Your obedient servant etc

G Eagle

After Mr Bingley (Pride & Prejudice)

David Farrer said...

The office should look like this and the bookshelves like this.

MorrisOx said...

Ah, the Speccie.

I hear that appalling arriviste Neil has put some tawdry 'advertising features' into it.

Who needs them when you have a lifestyle icon like little Matty as your pin-up editor in finest tweeds.

Mind you, I might be persuaded by a 'Petsy Goes Shopping' column. Sadly, the poor gel can never afford anything.

WeightWatcher said...

Re. all the comments about D'Ancona's weight, he used to be much, much fatter.

no longer anonymous said...

I became suspicious of D'Ancona when I saw him throwing the word "reactionary" around once.

Adrian Yalland said...

Newmania - that's spookily accurate!

The list isn't exhaustive. There is a lot of interesting stuff (well, interesting to me anyway) that I didn't mention. Most of my text books from Uni are still up there (most are political tomes anyway), as well as a few general holiday reads, like "band of brothers".

As for the sporting angle, I had trials for Saracens at Rugby (which thinking about it, probably makes your point), and played a fairly decent standard of cricekt until I busted my knee (five ops later I can just about walk without a limp).

As for the travel angle, I do own a travel company afterall, but it is not the kind of travel you describe - in fact, it couldn't be further from it.

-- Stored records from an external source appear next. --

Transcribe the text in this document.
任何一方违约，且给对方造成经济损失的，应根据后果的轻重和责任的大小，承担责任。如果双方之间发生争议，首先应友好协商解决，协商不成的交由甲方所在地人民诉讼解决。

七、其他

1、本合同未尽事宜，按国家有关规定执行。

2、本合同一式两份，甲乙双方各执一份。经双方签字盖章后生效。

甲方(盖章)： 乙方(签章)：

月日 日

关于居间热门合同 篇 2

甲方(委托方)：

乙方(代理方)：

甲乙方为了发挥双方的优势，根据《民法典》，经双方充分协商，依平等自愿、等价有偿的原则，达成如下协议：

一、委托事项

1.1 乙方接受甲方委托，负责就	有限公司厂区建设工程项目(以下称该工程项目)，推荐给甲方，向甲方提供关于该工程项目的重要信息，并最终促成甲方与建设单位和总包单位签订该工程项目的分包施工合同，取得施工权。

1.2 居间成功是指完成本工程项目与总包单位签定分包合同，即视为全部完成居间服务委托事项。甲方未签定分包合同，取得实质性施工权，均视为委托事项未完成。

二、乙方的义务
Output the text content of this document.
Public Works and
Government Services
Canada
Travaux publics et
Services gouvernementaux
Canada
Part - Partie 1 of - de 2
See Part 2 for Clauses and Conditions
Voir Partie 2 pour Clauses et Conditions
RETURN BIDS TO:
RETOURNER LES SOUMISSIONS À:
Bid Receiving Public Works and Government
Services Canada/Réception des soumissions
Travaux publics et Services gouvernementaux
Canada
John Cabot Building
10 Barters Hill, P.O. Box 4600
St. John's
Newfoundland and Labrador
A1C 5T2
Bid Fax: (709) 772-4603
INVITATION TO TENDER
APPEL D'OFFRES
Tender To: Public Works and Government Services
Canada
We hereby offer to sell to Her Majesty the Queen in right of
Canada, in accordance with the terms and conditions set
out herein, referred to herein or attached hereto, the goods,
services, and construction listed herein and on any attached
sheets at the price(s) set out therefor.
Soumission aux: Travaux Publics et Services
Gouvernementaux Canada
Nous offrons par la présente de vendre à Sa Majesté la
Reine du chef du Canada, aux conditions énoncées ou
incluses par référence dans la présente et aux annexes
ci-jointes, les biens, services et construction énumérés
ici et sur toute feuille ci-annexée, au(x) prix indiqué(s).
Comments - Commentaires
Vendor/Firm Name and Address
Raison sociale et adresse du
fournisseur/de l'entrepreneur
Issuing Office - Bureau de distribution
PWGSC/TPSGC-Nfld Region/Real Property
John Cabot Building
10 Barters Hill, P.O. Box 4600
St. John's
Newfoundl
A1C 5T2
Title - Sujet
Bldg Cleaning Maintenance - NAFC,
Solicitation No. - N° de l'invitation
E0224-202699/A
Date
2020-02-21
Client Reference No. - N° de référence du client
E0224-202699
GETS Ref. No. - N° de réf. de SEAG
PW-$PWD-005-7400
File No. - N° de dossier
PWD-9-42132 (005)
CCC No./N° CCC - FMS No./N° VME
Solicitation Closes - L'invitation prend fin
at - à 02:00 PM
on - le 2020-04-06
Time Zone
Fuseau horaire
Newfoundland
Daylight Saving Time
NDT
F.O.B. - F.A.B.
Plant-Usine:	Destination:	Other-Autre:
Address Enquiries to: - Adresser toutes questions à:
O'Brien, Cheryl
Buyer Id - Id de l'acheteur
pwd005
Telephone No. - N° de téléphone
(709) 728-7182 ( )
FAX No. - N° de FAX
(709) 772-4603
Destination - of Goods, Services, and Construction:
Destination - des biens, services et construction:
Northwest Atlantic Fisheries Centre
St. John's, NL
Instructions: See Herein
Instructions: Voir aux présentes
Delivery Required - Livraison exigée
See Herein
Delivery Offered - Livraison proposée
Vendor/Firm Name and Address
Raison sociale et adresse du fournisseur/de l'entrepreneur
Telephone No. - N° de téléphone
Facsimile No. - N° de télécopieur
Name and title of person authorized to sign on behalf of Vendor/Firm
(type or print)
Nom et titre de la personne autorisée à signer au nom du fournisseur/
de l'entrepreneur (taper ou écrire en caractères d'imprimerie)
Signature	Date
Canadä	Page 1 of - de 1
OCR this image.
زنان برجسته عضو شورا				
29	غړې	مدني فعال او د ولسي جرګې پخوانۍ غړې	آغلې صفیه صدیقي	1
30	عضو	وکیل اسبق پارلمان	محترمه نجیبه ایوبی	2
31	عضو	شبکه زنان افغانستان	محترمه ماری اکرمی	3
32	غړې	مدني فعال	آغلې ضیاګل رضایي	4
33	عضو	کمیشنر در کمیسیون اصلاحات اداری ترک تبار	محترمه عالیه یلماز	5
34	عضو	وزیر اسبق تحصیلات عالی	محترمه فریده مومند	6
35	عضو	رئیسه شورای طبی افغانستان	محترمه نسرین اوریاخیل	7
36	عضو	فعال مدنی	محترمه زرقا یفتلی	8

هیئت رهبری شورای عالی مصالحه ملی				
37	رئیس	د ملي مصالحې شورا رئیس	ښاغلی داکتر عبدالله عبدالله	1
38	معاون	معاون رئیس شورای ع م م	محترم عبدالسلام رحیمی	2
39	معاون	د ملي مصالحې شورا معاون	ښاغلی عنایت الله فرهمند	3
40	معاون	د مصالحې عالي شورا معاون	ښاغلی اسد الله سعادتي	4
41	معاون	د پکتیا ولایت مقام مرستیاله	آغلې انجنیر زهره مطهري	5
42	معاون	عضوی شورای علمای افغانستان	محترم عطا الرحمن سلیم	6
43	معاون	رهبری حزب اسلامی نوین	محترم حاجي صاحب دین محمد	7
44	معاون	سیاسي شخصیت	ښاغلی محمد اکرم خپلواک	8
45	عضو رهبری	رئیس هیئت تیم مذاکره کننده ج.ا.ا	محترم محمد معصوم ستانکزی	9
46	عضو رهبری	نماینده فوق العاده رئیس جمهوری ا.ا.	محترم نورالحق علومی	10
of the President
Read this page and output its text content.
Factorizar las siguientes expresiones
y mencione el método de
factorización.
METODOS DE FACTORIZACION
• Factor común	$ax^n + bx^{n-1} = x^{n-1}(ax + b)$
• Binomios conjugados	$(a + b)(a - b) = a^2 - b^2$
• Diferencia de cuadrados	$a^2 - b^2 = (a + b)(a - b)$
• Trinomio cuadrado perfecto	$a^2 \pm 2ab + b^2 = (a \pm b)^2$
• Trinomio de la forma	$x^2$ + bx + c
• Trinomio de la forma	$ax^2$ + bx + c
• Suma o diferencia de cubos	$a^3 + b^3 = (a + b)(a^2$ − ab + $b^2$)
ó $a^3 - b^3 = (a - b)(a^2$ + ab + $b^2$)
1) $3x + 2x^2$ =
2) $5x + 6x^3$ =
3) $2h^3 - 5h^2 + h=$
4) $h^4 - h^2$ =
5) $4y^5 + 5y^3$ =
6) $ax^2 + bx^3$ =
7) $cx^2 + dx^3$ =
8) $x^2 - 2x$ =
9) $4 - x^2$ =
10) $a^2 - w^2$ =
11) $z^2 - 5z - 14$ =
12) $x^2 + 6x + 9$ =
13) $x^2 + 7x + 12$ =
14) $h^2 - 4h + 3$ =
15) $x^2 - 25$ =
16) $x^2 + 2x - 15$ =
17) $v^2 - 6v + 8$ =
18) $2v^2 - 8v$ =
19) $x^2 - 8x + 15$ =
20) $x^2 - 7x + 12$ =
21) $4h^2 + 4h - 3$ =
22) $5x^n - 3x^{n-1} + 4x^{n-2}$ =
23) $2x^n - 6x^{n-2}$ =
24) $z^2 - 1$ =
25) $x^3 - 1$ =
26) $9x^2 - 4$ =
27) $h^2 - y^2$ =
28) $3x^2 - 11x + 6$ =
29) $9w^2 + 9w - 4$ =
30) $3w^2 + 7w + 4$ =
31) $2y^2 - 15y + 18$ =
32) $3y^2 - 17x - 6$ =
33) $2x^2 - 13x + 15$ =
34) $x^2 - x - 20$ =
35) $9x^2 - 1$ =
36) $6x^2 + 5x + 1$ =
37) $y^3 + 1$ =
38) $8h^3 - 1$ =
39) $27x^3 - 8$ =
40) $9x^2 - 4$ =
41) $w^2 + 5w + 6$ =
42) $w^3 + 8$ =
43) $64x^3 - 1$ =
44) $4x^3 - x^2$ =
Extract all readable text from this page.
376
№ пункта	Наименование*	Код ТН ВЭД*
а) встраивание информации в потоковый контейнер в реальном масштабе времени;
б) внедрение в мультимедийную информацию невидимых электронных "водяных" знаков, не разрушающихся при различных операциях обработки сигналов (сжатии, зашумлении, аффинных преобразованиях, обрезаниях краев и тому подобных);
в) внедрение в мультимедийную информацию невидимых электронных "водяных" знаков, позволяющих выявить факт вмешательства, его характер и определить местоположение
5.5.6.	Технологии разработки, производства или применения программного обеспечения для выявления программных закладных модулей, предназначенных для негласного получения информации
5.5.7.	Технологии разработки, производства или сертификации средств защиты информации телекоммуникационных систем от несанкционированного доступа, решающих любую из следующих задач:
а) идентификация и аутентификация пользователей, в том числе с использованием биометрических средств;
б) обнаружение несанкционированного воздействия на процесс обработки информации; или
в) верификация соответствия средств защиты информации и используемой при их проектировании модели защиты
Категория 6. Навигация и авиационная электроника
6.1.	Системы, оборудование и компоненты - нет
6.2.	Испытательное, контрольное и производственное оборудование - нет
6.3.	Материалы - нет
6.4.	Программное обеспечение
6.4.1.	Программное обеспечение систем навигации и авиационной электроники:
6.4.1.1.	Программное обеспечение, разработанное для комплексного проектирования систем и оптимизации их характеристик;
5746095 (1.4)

I have never been a best man, but I must admit, I have always wanted to be one (anyone interested, let me know - I won't cahrge or nuffink). But your prediction about the speech might prove true - although I usually put in a haf decent public speaking effort. I ballsed up my second wedding speech as my best man kept me sober until after the ceremony (rather than drip feeding me red wine in controlled doses), and of course, the moment I arrived at the reception, everyone wanted to buy me a drink (there is a first time for everything) and I was MORE that happy to oblige, so when I came to speak, I was slaughtered after 6 pints of Gales Horndean Special Brew and a bottle of 1994 Rioja Gran Reserva!! I still made a decent enough effort - but the wedding night was a bit flat (well, a bit flat out on the bed really).

My wife is far from plain - in fact, I definitely pulled above my weight (see the picture of her on our website for confirmation of this fact). I kept her dosed up on rohibnol until after she sined the wedding certificate!

My music tatses - well, I suspect I am busted here. Mostly classical, folk, countrty, country rock, accoustic, and a bit of reggea and Iron Maiden. It is ecclectic to say the least - but far from contemporary. Anything recorded after 1980 is probably not in my collection!

But I do think South Park is funny. Crass, probably corrupting, banal and a bad influence on today's generation - but very VERY funny!

Favourate comedy is Blackadder!

And no, I don't want to grow up to be Jeremy Clarkson. Jeremy Clarkson is GOD, and one can only hope to come into the orbit of his influence, to reach out and touch his jeans and leather jacket, and be healed!

However, if I told you about my wine collection, then I'd be very easy to read!!!

So come on - now tell us something about you - whatchyer hidin?

Anonymous said...

Is peter kay stroking a cat? Grinning because his henchmen have Bond? (played by Paddy).